Quizás el incremento del uso de pantallas inhiba en algunas personas el gusto por la lectura y minimicen el esfuerzo que se requiere para cultivar el hábito de la buena escritura.

Umberto Eco declaró que internet permite con facilidad combinar el conocimiento y el ocio, buscar información para una investigación seria y, al mismo tiempo, recurrir a los distractores habituales, como es el caso de las redes sociales. En una serie de entrevistas que le hicieron poco antes de su muerte, el semiólogo italiano aseguró que «no se puede frenar el avance de internet», y advirtió que el problema de la red «no es sólo reconocer los riesgos evidentes, sino también decidir cómo acostumbrar y educar a los jóvenes a usarlo de una manera crítica». Sus observaciones han tenido eco en los jóvenes, a quienes aconsejaba no fiarse de los datos en internet y saber utilizar los beneficios de la red con un criterio sólido para someter a interpretación la inmensa cantidad de información a la que se accede con un clic.

Frente a los argumentos de Eco, cabe tomar en cuenta otras posturas, como la de Daniel Cassany, cuya dedicación en la enseñanza del lenguaje ha sido patente en la cantidad de publicaciones que circulan en varios países de habla hispana. En su último libro, En-línea. Leer y escribir en la red, habla de la necesidad de saber cómo explotar las ventajas que el mundo virtual facilita y por qué es conveniente adaptarse al contexto mediático de la actualidad, un tema que según este autor «se encuentra en consonancia con nuestro tiempo». Las propuestas de Cassany cubren, asimismo, la responsabilidad de los docentes de transmitir al alumnado «la capacidad de realizar una lectura profunda e interpretativa, que sea cuestionada y contrastada».

El asunto en cuestión deja abiertos diferentes caminos, desafíos que no hacen alarde de dogmas a largo plazo.

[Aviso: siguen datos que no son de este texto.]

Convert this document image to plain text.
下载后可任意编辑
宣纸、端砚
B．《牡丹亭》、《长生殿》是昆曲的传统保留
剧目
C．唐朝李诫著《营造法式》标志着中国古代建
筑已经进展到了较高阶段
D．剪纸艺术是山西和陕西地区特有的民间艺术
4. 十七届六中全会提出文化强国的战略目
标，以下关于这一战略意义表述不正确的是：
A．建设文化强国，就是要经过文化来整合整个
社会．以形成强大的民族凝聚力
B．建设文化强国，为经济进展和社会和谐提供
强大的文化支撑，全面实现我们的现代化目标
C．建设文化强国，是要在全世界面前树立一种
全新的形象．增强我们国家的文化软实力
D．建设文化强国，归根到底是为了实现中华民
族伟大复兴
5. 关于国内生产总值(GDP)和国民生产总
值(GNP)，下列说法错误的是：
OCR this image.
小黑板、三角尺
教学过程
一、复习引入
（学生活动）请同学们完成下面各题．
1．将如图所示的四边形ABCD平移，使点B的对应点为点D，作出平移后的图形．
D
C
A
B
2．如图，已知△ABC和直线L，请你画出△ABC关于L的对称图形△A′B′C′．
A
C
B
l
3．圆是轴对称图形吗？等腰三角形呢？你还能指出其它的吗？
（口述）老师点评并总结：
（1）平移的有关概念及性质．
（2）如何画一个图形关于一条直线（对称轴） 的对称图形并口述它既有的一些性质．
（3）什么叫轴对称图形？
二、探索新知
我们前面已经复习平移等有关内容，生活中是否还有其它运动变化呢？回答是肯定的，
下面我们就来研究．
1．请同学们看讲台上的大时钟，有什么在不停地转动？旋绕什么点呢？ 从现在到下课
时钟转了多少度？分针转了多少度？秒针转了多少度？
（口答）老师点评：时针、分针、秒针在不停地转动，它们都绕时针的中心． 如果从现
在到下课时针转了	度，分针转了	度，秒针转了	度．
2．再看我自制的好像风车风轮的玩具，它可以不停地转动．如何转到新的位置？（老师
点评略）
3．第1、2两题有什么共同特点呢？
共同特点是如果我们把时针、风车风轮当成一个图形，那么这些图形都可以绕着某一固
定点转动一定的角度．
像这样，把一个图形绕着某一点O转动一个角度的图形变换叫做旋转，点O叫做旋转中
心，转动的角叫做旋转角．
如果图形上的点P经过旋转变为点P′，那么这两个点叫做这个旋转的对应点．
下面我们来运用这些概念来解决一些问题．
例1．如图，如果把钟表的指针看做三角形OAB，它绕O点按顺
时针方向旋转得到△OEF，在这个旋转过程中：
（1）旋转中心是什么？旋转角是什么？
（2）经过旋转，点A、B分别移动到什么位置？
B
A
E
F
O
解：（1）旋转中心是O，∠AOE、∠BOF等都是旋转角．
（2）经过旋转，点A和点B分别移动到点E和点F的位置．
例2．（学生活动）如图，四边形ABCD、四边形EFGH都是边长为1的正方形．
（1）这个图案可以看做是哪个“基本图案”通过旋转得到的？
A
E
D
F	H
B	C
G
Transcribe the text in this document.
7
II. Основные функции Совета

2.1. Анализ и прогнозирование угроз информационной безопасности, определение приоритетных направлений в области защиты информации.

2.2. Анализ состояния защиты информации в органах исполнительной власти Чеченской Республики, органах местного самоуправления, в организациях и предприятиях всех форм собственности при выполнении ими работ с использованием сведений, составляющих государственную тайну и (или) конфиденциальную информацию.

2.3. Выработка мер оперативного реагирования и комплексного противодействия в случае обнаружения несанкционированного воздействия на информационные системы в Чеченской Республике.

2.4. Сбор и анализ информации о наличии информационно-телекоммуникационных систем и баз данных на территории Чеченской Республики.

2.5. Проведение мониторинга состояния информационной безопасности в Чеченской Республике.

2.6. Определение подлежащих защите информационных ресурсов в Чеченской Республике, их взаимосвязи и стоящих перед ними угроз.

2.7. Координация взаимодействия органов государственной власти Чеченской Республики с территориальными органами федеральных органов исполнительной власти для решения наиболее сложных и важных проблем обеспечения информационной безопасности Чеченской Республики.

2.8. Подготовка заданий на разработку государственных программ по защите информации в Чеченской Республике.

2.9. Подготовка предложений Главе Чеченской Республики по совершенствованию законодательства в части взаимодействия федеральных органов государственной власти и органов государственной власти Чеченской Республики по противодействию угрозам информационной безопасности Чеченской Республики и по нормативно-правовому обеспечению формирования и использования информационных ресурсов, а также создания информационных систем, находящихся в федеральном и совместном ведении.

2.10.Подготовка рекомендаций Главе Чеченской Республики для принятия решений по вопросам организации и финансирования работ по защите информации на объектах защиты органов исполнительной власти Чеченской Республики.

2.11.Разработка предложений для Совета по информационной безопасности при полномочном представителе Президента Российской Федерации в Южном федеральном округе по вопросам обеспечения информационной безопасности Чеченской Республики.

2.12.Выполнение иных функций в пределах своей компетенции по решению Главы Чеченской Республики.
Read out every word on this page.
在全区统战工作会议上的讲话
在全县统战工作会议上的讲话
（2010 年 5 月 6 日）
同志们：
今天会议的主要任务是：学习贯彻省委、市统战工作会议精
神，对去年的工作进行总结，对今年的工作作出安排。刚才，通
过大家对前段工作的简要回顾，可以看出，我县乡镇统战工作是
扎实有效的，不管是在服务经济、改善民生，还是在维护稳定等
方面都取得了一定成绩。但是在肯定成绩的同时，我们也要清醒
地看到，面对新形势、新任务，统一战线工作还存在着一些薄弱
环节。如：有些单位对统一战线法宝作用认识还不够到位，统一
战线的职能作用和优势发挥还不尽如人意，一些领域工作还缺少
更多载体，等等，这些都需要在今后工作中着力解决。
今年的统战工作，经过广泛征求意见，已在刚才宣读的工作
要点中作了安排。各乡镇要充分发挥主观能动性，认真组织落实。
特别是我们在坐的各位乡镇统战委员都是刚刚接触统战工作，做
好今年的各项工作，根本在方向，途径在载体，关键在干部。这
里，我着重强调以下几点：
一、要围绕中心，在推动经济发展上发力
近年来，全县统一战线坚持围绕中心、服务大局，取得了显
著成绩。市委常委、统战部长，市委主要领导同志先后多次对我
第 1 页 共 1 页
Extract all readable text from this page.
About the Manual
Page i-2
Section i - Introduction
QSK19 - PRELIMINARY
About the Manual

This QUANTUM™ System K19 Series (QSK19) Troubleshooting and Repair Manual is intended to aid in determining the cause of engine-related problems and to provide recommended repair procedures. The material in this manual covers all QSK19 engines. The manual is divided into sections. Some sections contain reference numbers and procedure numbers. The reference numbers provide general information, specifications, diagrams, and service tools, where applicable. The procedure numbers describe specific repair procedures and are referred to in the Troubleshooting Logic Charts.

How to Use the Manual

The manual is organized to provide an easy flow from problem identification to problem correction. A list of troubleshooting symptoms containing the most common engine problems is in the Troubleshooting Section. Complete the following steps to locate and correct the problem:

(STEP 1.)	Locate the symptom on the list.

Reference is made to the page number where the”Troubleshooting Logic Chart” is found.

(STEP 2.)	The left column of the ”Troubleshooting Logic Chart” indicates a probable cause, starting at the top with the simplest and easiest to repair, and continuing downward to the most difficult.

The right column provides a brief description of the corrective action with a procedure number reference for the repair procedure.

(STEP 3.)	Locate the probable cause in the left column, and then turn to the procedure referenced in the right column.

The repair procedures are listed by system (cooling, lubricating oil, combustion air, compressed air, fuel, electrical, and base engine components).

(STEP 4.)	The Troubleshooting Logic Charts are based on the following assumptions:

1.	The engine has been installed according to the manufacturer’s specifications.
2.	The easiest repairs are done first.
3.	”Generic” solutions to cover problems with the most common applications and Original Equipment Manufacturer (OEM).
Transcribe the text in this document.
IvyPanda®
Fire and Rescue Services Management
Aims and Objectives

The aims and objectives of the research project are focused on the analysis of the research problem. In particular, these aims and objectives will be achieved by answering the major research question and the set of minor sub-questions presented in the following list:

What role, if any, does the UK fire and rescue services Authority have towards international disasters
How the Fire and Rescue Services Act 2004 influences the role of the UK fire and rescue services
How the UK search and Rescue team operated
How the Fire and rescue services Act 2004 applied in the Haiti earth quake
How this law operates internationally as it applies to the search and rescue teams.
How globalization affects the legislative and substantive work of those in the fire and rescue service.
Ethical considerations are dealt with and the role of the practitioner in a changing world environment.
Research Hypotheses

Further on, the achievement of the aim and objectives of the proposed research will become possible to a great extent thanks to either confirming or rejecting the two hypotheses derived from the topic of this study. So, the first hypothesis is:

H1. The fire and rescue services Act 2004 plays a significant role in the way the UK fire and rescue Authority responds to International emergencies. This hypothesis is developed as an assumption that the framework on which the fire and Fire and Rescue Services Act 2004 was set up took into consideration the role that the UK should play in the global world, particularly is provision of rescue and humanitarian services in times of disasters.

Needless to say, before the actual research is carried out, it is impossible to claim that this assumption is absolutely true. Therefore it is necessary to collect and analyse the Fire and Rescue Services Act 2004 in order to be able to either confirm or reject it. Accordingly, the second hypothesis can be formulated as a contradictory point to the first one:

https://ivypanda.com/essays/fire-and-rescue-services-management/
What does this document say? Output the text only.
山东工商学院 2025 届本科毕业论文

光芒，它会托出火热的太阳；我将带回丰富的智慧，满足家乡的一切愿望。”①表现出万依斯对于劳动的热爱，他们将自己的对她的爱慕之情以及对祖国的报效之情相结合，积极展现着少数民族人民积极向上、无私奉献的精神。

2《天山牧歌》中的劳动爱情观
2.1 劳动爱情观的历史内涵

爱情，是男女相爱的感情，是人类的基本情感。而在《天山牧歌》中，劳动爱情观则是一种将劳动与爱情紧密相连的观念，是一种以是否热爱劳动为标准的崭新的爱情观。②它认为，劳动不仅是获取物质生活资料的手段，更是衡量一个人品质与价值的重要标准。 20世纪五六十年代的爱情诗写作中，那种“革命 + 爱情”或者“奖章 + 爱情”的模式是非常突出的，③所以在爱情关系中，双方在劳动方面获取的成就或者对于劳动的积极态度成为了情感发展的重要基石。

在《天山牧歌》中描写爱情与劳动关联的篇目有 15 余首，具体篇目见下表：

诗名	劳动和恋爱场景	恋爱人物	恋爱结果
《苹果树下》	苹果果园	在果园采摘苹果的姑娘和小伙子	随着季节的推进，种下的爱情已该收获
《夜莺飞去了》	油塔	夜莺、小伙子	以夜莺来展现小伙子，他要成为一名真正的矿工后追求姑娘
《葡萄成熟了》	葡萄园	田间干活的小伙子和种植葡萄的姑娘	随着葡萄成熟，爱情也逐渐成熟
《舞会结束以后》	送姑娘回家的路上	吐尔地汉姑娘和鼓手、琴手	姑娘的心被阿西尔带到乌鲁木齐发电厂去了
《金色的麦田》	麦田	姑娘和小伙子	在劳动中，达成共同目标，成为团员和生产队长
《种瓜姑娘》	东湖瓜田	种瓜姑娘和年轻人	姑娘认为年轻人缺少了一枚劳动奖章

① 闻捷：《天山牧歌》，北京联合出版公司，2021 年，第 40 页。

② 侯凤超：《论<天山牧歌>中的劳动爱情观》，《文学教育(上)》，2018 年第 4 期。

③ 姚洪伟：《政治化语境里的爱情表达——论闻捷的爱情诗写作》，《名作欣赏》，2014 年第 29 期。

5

Nadie puede predecir que algún día se podrá revertir esa ola gigantesca de información que nos arrastra a lugares inciertos. Debemos asumirnos como receptores de nuestro entorno, aprender y enseñar con habilidad, no abandonar nuestro compromiso con el lenguaje como germen fecundo que nos brinda siempre la capacidad de comunicarnos, la libertad de crear, de pensar, de conocer el mundo, de luchar por su transformación.